Folks? Let me give you a few tips about going to the state fair:
1. Never--EVER--go on a Saturday. The End.
OK, there are a few other tips I'd like to share:
2. Never go on the last Saturday of the fair.
3. If you do either of the above, expect to share your visit with every overfed, overstimulated, over-sugarfied, over-fructosecornified family or family-like cluster who do not get out much (present company included) from the states of Virginia, West Virginia, Kentucky, Alabama, every other state in the continental U.S., plus several representatives from Europe,who stand out because they're the ones laughing and pointing at all of us natives shoveling deep-fried cookies down our throats while others are placing bets on how long it will be before the chest pains begin.
4. The proper adult to child ratio or ideal span of control should be 1:1 or at least 1:2. I was handling three children in a crowd which outnumbered the population of Hong Kong.
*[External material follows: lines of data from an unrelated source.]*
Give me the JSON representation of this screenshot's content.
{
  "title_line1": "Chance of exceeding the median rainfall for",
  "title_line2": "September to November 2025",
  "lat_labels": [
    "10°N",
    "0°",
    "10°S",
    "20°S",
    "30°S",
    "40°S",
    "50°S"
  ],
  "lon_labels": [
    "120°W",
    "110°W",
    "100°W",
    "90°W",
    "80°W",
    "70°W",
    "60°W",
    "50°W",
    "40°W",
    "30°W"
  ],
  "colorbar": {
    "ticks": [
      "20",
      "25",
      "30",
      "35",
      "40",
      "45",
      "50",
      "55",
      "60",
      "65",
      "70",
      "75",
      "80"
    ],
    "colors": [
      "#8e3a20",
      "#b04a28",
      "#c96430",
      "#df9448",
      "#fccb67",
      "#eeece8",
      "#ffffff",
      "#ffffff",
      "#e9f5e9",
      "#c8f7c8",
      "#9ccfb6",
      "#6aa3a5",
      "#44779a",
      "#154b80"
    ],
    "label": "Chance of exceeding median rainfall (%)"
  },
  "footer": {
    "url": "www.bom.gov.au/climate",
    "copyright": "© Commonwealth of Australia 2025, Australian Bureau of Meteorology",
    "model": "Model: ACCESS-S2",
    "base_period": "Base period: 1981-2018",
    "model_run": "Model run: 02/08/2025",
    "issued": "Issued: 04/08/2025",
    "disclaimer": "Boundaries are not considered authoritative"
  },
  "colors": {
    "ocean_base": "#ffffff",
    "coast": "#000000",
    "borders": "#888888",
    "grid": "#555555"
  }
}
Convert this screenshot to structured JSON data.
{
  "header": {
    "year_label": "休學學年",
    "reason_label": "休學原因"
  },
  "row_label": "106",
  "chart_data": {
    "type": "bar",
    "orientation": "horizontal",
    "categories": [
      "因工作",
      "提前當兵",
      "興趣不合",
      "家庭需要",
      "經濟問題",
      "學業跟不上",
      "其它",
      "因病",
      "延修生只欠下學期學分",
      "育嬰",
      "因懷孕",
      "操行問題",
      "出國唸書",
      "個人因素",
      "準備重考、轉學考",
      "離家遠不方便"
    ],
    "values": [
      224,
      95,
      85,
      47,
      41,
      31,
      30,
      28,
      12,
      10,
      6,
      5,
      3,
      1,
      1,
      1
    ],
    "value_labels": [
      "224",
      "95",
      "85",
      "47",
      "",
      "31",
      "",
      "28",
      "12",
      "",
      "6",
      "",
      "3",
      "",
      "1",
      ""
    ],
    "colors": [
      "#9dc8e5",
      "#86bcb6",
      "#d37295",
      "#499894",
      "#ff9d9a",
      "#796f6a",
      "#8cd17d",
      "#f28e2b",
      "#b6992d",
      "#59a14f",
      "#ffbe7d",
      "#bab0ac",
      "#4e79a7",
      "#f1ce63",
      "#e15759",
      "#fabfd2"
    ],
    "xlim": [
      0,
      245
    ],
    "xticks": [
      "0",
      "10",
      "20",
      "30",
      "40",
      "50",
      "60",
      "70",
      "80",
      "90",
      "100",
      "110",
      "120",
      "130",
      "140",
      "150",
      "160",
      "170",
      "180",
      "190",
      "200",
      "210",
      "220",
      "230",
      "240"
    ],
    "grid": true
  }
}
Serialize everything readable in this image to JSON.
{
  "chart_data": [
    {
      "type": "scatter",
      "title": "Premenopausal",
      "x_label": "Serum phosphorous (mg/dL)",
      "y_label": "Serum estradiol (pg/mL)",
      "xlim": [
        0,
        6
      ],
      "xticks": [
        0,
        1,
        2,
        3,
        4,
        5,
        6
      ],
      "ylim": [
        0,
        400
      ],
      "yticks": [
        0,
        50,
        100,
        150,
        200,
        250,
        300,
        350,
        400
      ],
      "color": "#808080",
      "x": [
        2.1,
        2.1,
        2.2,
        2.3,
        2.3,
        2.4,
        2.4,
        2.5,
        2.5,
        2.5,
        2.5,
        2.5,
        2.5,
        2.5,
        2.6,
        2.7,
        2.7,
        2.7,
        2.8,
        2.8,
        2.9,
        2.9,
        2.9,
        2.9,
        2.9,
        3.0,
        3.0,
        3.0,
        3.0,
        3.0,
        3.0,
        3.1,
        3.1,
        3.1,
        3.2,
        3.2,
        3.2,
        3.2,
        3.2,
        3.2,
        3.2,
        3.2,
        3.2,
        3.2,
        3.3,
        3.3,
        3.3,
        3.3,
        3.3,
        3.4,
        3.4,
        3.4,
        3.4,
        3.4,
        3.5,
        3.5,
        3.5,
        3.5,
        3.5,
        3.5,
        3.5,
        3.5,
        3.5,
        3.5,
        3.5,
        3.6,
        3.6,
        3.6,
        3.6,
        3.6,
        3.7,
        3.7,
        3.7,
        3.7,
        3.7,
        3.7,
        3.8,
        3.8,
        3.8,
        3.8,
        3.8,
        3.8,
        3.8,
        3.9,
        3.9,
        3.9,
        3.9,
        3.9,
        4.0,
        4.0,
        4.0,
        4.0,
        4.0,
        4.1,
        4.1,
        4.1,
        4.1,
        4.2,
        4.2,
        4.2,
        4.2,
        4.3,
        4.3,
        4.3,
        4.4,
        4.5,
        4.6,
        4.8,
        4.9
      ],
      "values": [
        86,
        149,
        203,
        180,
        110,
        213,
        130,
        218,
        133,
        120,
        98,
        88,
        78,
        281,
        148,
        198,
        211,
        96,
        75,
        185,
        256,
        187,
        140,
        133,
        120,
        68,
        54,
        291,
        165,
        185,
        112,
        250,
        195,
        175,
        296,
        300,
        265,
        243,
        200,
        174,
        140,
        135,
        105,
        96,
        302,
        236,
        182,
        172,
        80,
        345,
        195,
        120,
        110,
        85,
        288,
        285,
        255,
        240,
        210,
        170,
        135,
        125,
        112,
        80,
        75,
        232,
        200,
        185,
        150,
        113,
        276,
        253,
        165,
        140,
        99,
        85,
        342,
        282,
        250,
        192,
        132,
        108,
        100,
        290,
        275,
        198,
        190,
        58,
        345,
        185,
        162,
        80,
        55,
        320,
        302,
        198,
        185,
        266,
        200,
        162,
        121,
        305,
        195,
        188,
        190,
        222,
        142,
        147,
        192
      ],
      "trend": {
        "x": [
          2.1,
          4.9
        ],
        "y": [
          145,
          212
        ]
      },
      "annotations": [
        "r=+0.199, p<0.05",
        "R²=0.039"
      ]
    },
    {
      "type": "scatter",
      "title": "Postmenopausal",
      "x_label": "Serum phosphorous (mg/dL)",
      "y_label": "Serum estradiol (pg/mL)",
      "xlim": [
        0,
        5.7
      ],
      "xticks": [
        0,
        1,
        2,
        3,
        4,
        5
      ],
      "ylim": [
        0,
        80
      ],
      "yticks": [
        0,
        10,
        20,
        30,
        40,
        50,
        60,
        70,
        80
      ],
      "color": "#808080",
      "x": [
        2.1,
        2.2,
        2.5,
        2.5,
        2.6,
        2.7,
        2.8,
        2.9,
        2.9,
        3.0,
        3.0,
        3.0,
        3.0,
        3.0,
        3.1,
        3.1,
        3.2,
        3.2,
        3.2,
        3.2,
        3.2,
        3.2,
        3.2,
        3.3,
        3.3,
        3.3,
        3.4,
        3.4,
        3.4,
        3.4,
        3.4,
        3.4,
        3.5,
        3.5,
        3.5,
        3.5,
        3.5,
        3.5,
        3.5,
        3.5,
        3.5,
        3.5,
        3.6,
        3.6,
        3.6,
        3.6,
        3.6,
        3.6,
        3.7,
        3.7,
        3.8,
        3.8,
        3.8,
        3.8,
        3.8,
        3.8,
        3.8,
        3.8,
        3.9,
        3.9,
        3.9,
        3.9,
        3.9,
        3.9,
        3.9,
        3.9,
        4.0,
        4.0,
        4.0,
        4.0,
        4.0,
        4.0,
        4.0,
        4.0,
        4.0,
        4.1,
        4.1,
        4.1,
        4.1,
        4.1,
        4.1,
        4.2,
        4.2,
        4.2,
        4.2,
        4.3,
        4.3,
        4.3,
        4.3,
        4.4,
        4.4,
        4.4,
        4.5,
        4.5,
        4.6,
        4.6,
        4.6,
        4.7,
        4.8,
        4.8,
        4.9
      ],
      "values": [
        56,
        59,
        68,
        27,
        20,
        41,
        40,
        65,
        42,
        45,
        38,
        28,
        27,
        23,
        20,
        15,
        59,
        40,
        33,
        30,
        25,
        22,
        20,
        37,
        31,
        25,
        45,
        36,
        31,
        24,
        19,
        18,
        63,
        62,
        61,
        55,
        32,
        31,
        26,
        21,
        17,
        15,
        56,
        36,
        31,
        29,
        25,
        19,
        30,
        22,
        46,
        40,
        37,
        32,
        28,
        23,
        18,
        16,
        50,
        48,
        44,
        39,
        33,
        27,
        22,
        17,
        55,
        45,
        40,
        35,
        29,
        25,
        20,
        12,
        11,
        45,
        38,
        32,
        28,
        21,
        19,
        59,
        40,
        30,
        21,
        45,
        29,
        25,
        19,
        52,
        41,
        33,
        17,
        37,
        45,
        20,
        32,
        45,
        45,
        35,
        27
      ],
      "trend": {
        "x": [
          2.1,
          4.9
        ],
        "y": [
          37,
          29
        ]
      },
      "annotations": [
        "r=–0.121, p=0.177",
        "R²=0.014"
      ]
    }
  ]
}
No good.
After way too much time spent eating and riding death traps also known as rides, I convinced the group to see the animals. Approximately 2 hours later, after walking a distance equivalent to the length of the Appalachian Trail (with 3 children in tow), we finally found the barn area.
When I came up on these ducklings, I wanted to get right up there with them and slide head first down that slide.
While searching for other animal exhibits, we walked through a tent where they were showing cattle. We were right dab-smack in the middle of the whole event, and there were killer cows everywhere. These killer cows were being showed by children who could not have been more than 12 years old. We high-tailed it out of there, because cows can sense fear and weakness, and I was emitting enough "I'm petrified" hormone to create a stampede.
Finally, I found someone I could relate to. This individual had an attitude about being at the state fair and was sick and tired of being subjected to loud noises, people, crowds of people and throngs of people in close confinement and 90-degree weather.
Here is my new friend:
*A zonkey is a cross between a zebra and a donkey, although the term may also be used to describe Chesapeake Bay Woman in the hours after lunch, especially between 2 and 4, at the paying job also known as work.
7 comments:
such a funny post - I can just PICTURE it so well from your descriptions. sounds like hell to me...but if you hadnt gone we wouldnt have had this funny post to read. Your new friend looks very stylish! thanks for the early morning smiles :-)
Never go ANYWHERE on a Saturday. Too many damn people. It's always better to skip work to do stuff instead. That's what I always say.
I want that hen's "hair."
I not only can picture your visit to the State Fair but I could also smell the animal exhibits.
I guess it is because I am a highly SENSUAL person, you know.
Bear((( )))
I don't like to leave my house on Saturdays. Your new name is Brave CBW. I want that chicken's hairdo. Oh wait, I have it.
Did they use Aqua Net on that chicken's hair? Bahahahaha!
We like to go to the fair on opening day. Believe it or not, the bathrooms are still clean then. Of course, the "bathroom attendants" still expect to be tipped. Go figure.
A crested polish! Yes, I am a Poultry Geek, a Fowl Hag, a Bird Nerd.
And while I DO take my kidlets to the fair on a Saturday (pretty much have to), I don't go ANYWHERE ELSE on a Saturday. Or, ever.
Glad you survived -- here, have some chick scratch.
I think your new friend is quite pretty.
Oh and I MORE than agree with SINAFF, never ever ever go anywhere on a Saturday. Especially Disneyland. I still bear the scars from THAT one!